Continuing through Feb. 28: Director and playwright Mark Jackson loves to put his characters in extreme situations and then squeeze a bit to see what happens. Now he's adapted and directed Little Erik, a rewrite of Little Eyolf, a little known play by Henrik Ibsen, about a wealthy woman, her slacker husband, their injured son, an aunt who may be a sexual predator, and a magical realism character named the Rat Woman (think the Pied Piper). "For me the reason to put relationships like that onstage," Jackson says, "in which people are struggling and are making choices that are perhaps not the best, it’s very much about compassion to me and being tolerant of the people we care about when they’re struggling and trying to do their best, but failing." And there's the drama. It's at Berkeley's Aurora Theater.

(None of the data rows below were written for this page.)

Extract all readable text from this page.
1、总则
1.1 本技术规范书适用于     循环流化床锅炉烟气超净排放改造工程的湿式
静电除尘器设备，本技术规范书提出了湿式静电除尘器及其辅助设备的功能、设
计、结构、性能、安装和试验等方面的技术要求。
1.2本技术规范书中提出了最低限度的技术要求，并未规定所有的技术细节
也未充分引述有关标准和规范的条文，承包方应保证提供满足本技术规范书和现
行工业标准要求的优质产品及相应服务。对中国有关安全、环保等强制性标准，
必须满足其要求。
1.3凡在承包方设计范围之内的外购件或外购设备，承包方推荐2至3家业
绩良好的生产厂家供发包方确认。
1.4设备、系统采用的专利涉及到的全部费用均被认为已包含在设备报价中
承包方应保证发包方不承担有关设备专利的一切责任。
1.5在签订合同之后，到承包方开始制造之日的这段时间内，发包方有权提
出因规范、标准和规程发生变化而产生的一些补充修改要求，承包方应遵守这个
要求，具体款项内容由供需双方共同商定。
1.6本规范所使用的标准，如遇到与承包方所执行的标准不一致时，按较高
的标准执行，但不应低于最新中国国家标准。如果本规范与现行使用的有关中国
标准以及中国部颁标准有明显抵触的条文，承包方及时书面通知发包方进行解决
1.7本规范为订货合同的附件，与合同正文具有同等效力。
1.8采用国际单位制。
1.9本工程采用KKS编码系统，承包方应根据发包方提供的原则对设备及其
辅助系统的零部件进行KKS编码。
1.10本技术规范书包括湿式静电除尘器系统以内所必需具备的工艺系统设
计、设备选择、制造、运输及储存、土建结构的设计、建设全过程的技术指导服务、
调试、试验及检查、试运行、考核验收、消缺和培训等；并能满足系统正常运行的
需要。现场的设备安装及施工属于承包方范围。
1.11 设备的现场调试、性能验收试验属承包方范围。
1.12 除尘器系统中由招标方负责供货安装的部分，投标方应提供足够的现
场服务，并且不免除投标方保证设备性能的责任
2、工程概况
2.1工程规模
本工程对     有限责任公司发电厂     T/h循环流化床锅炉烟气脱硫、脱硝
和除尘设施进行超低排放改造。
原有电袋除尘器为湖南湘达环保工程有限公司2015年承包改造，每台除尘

Feb. 18-28: I tried to count all the bands at Noise Pop this year, and lost track around 120. The festival seems overstuffed (again), straying far from its "noise-pop" roots and featuring Carly Mae Jepsen ("Call Me Maybe") and LA's Kamasi Washington (The Epic), a very hot name in jazz right now. But who cares. I'm dying to see Washington, and I know our producer Suzie Racho is keen on the jazz-influenced Kneebody and Daedulus and the synth-pop of The Metric (Pagans in Vegas). Don't miss some of our favorite Bay Area's bands including Be Calm Honcho, Foxtails Brigade, and more. Details here.